今日の・・・
 その後、ろくに眠れないまま私たちは大学へ向かった。
「ごめんね、眠れなかったなぁ」
横を歩く夕実に話しかけた。
「ううん、一人だったらもっと大変だっただろうから・・・。これ、いつまで続くのかなぁ」
夕実はポツリとつぶやいた。
「直接本人に聞かないと駄目だね。なんか、腹立ってきた」
「聞くって・・・?」
「谷君にさ。

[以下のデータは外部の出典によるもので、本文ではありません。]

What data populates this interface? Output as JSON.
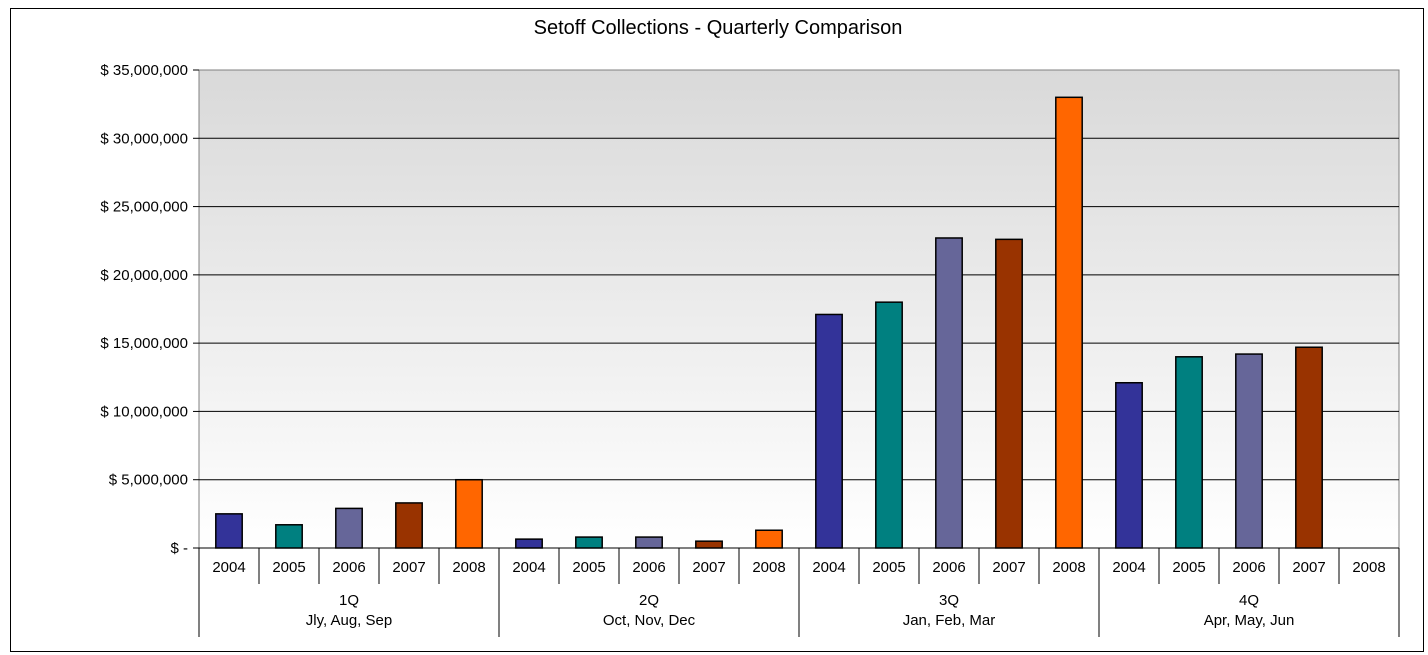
{
  "chart_data": {
    "type": "bar",
    "title": "Setoff Collections - Quarterly Comparison",
    "xlabel": "",
    "ylabel": "",
    "ylim": [
      0,
      35000000
    ],
    "y_ticks": [
      {
        "value": 0,
        "label": "$ -"
      },
      {
        "value": 5000000,
        "label": "$ 5,000,000"
      },
      {
        "value": 10000000,
        "label": "$ 10,000,000"
      },
      {
        "value": 15000000,
        "label": "$ 15,000,000"
      },
      {
        "value": 20000000,
        "label": "$ 20,000,000"
      },
      {
        "value": 25000000,
        "label": "$ 25,000,000"
      },
      {
        "value": 30000000,
        "label": "$ 30,000,000"
      },
      {
        "value": 35000000,
        "label": "$ 35,000,000"
      }
    ],
    "grid": true,
    "legend": "none",
    "groups": [
      {
        "name": "1Q",
        "months": "Jly, Aug, Sep",
        "categories": [
          "2004",
          "2005",
          "2006",
          "2007",
          "2008"
        ],
        "values": [
          2500000,
          1700000,
          2900000,
          3300000,
          5000000
        ]
      },
      {
        "name": "2Q",
        "months": "Oct, Nov, Dec",
        "categories": [
          "2004",
          "2005",
          "2006",
          "2007",
          "2008"
        ],
        "values": [
          650000,
          800000,
          800000,
          500000,
          1300000
        ]
      },
      {
        "name": "3Q",
        "months": "Jan, Feb, Mar",
        "categories": [
          "2004",
          "2005",
          "2006",
          "2007",
          "2008"
        ],
        "values": [
          17100000,
          18000000,
          22700000,
          22600000,
          33000000
        ]
      },
      {
        "name": "4Q",
        "months": "Apr, May, Jun",
        "categories": [
          "2004",
          "2005",
          "2006",
          "2007",
          "2008"
        ],
        "values": [
          12100000,
          14000000,
          14200000,
          14700000,
          0
        ]
      }
    ],
    "year_colors": {
      "2004": "#333399",
      "2005": "#008080",
      "2006": "#666699",
      "2007": "#993300",
      "2008": "#ff6600"
    }
  }
}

・・・その前に一つ、はっきりさせておかないとあかんねんけど、夕実、谷君のこと本当にいいねんね?このまま終わらせても・・・」
「あり得ないから、一秒でも早く終わらせて」
夕実は語気を強めて言った。

 教室に入り、私たちは窓側の一番後ろの席についた。私は教室を見渡して谷君がいないかどうか確かめたが、まだ早い時間のせいもあってか、生徒はまばらだった。
「谷君に、何を聞くの?」
夕実が少し不安そうに聞いてきた。
「何って、あれが誰なのか。昨日さ、ちょっと顔がはっきり見えたからさ、特徴言えば心当たりあるんじゃないかと思って。夕実は、何か気付いたことない?」
「う・・・ん、なんだろう。怖くて見ないようにしてるから。・・・・あ、でも、香水の臭いがきつくて、姿が消えても残り香で気分が悪くなった」
夕実は顔をしかめた。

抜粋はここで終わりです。